Failing to extract html table rows

enter image description here

I try to extract all five rows listed in the table above.

I'm using Ruby hpricot library to extract the table rows using xpath expression.

In my example, the xpath expression I use is /html/body/center/table/tr. Note that I've removed the tbody tag from the expression, which is usually the case for successful extraction.

The weird thing is that I'm getting the first three rows in the result with the last two rows missing. I just have no idea what's going on there.

EDIT: Nothing magic about the code, just attaching it upon request.

require 'open-uri'
require 'hpricot'

faculty = Hpricot(open("http://www.utm.utoronto.ca/7800.0.html"))
(faculty/"/html/body/center/table/tr").each do |text|
  puts text.to_s
end

Upvotes: 4

Views: 424

Answers (2)

qerub
qerub

Reputation: 1585

The HTML document in question is invalid. (See http://validator.w3.org/check?uri=http%3A%2F%2Fwww.utm.utoronto.ca%2F7800.0.html.) Hpricot parses it in another way than your browser — hence the different results — but it can't really be blamed. Until HTML5, there was no standard on how to parse invalid HTML documents.
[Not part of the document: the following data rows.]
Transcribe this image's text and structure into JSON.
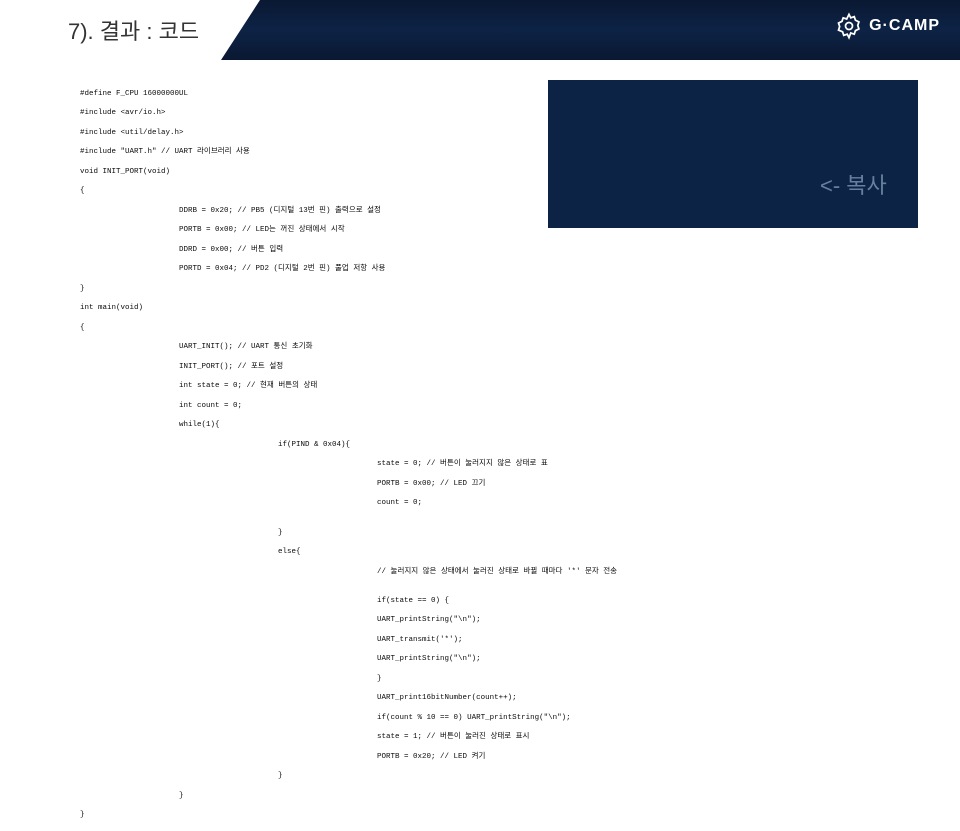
{
  "header": {
    "title": "7). 결과 : 코드",
    "logo_text": "G·CAMP"
  },
  "highlight": {
    "copy_label": "<- 복사"
  },
  "code": {
    "l01": "#define F_CPU 16000000UL",
    "l02": "#include <avr/io.h>",
    "l03": "#include <util/delay.h>",
    "l04": "#include \"UART.h\" // UART 라이브러리 사용",
    "l05": "void INIT_PORT(void)",
    "l06": "{",
    "l07": "                      DDRB = 0x20; // PB5 (디지털 13번 핀) 출력으로 설정",
    "l08": "                      PORTB = 0x00; // LED는 꺼진 상태에서 시작",
    "l09": "                      DDRD = 0x00; // 버튼 입력",
    "l10": "                      PORTD = 0x04; // PD2 (디지털 2번 핀) 풀업 저항 사용",
    "l11": "}",
    "l12": "int main(void)",
    "l13": "{",
    "l14": "                      UART_INIT(); // UART 통신 초기화",
    "l15": "                      INIT_PORT(); // 포트 설정",
    "l16": "                      int state = 0; // 현재 버튼의 상태",
    "l17": "                      int count = 0;",
    "l18": "                      while(1){",
    "l19": "                                            if(PIND & 0x04){",
    "l20": "                                                                  state = 0; // 버튼이 눌러지지 않은 상태로 표",
    "l21": "                                                                  PORTB = 0x00; // LED 끄기",
    "l22": "                                                                  count = 0;",
    "l23": "",
    "l24": "                                            }",
    "l25": "                                            else{",
    "l26": "                                                                  // 눌러지지 않은 상태에서 눌러진 상태로 바뀔 때마다 '*' 문자 전송",
    "l27": "",
    "l28": "                                                                  if(state == 0) {",
    "l29": "                                                                  UART_printString(\"\\n\");",
    "l30": "                                                                  UART_transmit('*');",
    "l31": "                                                                  UART_printString(\"\\n\");",
    "l32": "                                                                  }",
    "l33": "                                                                  UART_print16bitNumber(count++);",
    "l34": "                                                                  if(count % 10 == 0) UART_printString(\"\\n\");",
    "l35": "                                                                  state = 1; // 버튼이 눌러진 상태로 표시",
    "l36": "                                                                  PORTB = 0x20; // LED 켜기",
    "l37": "                                            }",
    "l38": "                      }",
    "l39": "}"
  }
}
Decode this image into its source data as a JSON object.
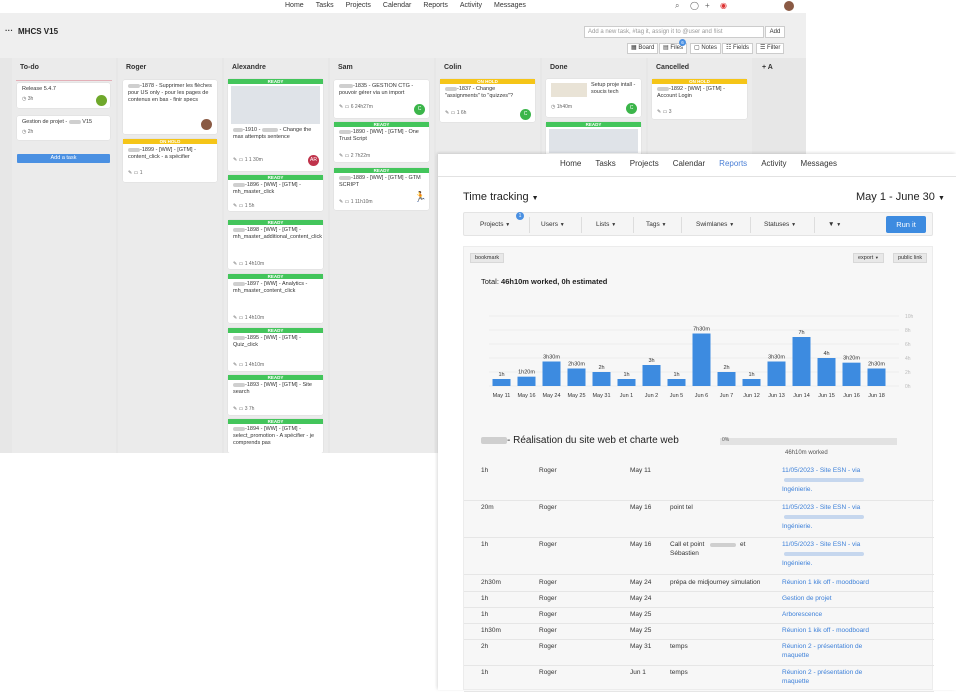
{
  "topnav": {
    "items": [
      "Home",
      "Tasks",
      "Projects",
      "Calendar",
      "Reports",
      "Activity",
      "Messages"
    ]
  },
  "board": {
    "title": "MHCS V15",
    "new_task_placeholder": "Add a new task, #tag it, assign it to @user and !list",
    "add_label": "Add",
    "views": [
      "Board",
      "Files",
      "Notes",
      "Fields",
      "Filter"
    ],
    "files_badge": "6",
    "add_list": "+ A",
    "add_task_label": "Add a task",
    "columns": [
      {
        "name": "To-do"
      },
      {
        "name": "Roger"
      },
      {
        "name": "Alexandre"
      },
      {
        "name": "Sam"
      },
      {
        "name": "Colin"
      },
      {
        "name": "Done"
      },
      {
        "name": "Cancelled"
      }
    ],
    "labels": {
      "ready": "READY",
      "hold": "ON HOLD"
    },
    "cards": {
      "todo1": {
        "title": "Release 5.4.7",
        "meta": "3h"
      },
      "todo2": {
        "title": "Gestion de projet - ",
        "title2": " V15",
        "meta": "2h"
      },
      "roger1": {
        "pre": "-1878 - Supprimer les flèches pour US only - pour les pages de contenus en bas - finir specs"
      },
      "roger2": {
        "pre": "-1899 - [WW] - [GTM] - content_click - a spécifier",
        "meta": "1"
      },
      "alex1": {
        "pre": "-1910 - ",
        "post": " - Change the max attempts sentence",
        "meta": "1  1  30m",
        "av": "AR"
      },
      "alex2": {
        "pre": "-1896 - [WW] - [GTM] - mh_master_click",
        "meta": "1  5h"
      },
      "alex3": {
        "pre": "-1898 - [WW] - [GTM] - mh_master_additional_content_click",
        "meta": "1  4h10m"
      },
      "alex4": {
        "pre": "-1897 - [WW] - Analytics - mh_master_content_click",
        "meta": "1  4h10m"
      },
      "alex5": {
        "pre": "-1895 - [WW] - [GTM] - Quiz_click",
        "meta": "1  4h10m"
      },
      "alex6": {
        "pre": "-1893 - [WW] - [GTM] - Site search",
        "meta": "3  7h"
      },
      "alex7": {
        "pre": "-1894 - [WW] - [GTM] - select_promotion - A spécifier - je comprends pas"
      },
      "sam1": {
        "pre": "-1835 - GESTION CTG - pouvoir gérer via un import",
        "meta": "6  24h27m",
        "av": "C"
      },
      "sam2": {
        "pre": "-1890 - [WW] - [GTM] - One Trust Script",
        "meta": "2  7h22m"
      },
      "sam3": {
        "pre": "-1889 - [WW] - [GTM] - GTM SCRIPT",
        "meta": "1  11h10m"
      },
      "colin1": {
        "pre": "-1837 - Change \"assignments\" to \"quizzes\"?",
        "meta": "1  6h",
        "av": "C"
      },
      "done1": {
        "pre": "Setup proje intall - soucis tech",
        "meta": "1h40m",
        "av": "C"
      },
      "canc1": {
        "pre": "-1892 - [WW] - [GTM] - Account Login",
        "meta": "3"
      }
    }
  },
  "reports": {
    "nav": [
      "Home",
      "Tasks",
      "Projects",
      "Calendar",
      "Reports",
      "Activity",
      "Messages"
    ],
    "active": "Reports",
    "title": "Time tracking",
    "range": "May 1 - June 30",
    "filters": [
      "Projects",
      "Users",
      "Lists",
      "Tags",
      "Swimlanes",
      "Statuses"
    ],
    "projects_badge": "1",
    "run_label": "Run it",
    "bookmark": "bookmark",
    "export": "export",
    "public_link": "public link",
    "total_label": "Total:",
    "total_value": "46h10m worked, 0h estimated",
    "project_title": "- Réalisation du site web et charte web",
    "progress": "0%",
    "worked": "46h10m worked",
    "rows": [
      {
        "dur": "1h",
        "user": "Roger",
        "date": "May 11",
        "note": "",
        "task": "11/05/2023 - Site ESN - via",
        "task2": "",
        "task3": "Ingénierie."
      },
      {
        "dur": "20m",
        "user": "Roger",
        "date": "May 16",
        "note": "point tel",
        "task": "11/05/2023 - Site ESN - via",
        "task2": "",
        "task3": "Ingénierie."
      },
      {
        "dur": "1h",
        "user": "Roger",
        "date": "May 16",
        "note": "Call et point",
        "note2": "et",
        "note3": "Sébastien",
        "task": "11/05/2023 - Site ESN - via",
        "task2": "",
        "task3": "Ingénierie."
      },
      {
        "dur": "2h30m",
        "user": "Roger",
        "date": "May 24",
        "note": "prépa de midjourney simulation",
        "task": "Réunion 1 kik off - moodboard"
      },
      {
        "dur": "1h",
        "user": "Roger",
        "date": "May 24",
        "note": "",
        "task": "Gestion de projet"
      },
      {
        "dur": "1h",
        "user": "Roger",
        "date": "May 25",
        "note": "",
        "task": "Arborescence"
      },
      {
        "dur": "1h30m",
        "user": "Roger",
        "date": "May 25",
        "note": "",
        "task": "Réunion 1 kik off - moodboard"
      },
      {
        "dur": "2h",
        "user": "Roger",
        "date": "May 31",
        "note": "temps",
        "task": "Réunion 2 - présentation de",
        "task3": "maquette"
      },
      {
        "dur": "1h",
        "user": "Roger",
        "date": "Jun 1",
        "note": "temps",
        "task": "Réunion 2 - présentation de",
        "task3": "maquette"
      }
    ]
  },
  "chart_data": {
    "type": "bar",
    "categories": [
      "May 11",
      "May 16",
      "May 24",
      "May 25",
      "May 31",
      "Jun 1",
      "Jun 2",
      "Jun 5",
      "Jun 6",
      "Jun 7",
      "Jun 12",
      "Jun 13",
      "Jun 14",
      "Jun 15",
      "Jun 16",
      "Jun 18"
    ],
    "values": [
      1,
      1.3333,
      3.5,
      2.5,
      2,
      1,
      3,
      1,
      7.5,
      2,
      1,
      3.5,
      7,
      4,
      3.3333,
      2.5
    ],
    "data_labels": [
      "1h",
      "1h20m",
      "3h30m",
      "2h30m",
      "2h",
      "1h",
      "3h",
      "1h",
      "7h30m",
      "2h",
      "1h",
      "3h30m",
      "7h",
      "4h",
      "3h20m",
      "2h30m"
    ],
    "y_ticks": [
      "0h",
      "2h",
      "4h",
      "6h",
      "8h",
      "10h"
    ],
    "ylim": [
      0,
      10
    ],
    "color": "#3d8be0",
    "grid": true
  }
}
I tried replacing Hpricot with Nokogiri and it seems to give the expected parse. Code:

require 'open-uri'
require 'nokogiri'

faculty = Nokogiri.HTML(open("http://www.utm.utoronto.ca/7800.0.html"))

faculty.search("/html/body/center/table/tr").each do |text|
  puts text
end

Maybe you should switch?

Upvotes: 9

d11wtq
d11wtq

Reputation: 35318

The path table/tr does not exist. It's table/tbody/tr or table//tr. When you use table/tr, you're specifically looking for a <tr> that is a direct descendant of <table>, but from your image, this isn't how the markup is structured.